Toute la nuit, en conséquence, nous longeâmes la rive nord du Carse, sous les hautes cimes du mont Ochil, passant auprès d’Alloa, de Clackmannan et de Culross, que nous évitâmes. Vers dix heures du matin, affamés et éreintés, nous atteignîmes le petit clachan de Limekilns. Ce hameau est situé tout au bord de l’eau, en face de la ville de Queensferry, mais de l’autre côté du Hope. Des fumées s’élevaient de la ville et du hameau, ainsi que des villages et des fermes, de toutes parts. On faisait la moisson ; deux navires étaient à l’ancre, et des embarcations allaient et venaient sur le Hope. Le spectacle était pour moi des plus plaisants ; et je ne pouvais me rassasier de contempler ces belles pentes vertes et cultivées et tout ce monde affairé dans les champs et sur les eaux.

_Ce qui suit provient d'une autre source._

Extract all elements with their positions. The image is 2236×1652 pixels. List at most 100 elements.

Malgré tout, sur la rive sud, se trouvait la maison de M. Rankeillor, où je ne doutais pas que m’attendît la fortune ; et j’étais ici, moi, sur la rive nord, revêtu de piètres nippes d’un aspect barbare, avec trois shillings d’argent pour tout potage, ma tête mise à prix, et pour seule compagnie un individu hors la loi.
– Alan, dis-je, et penser que là-bas de l’autre côté se trouve tout ce que le cœur peut désirer ! Et les oiseaux traversent ; et les bateaux aussi… Tout le monde traverse, sauf moi ! Oh, ami, quel crève-cœur !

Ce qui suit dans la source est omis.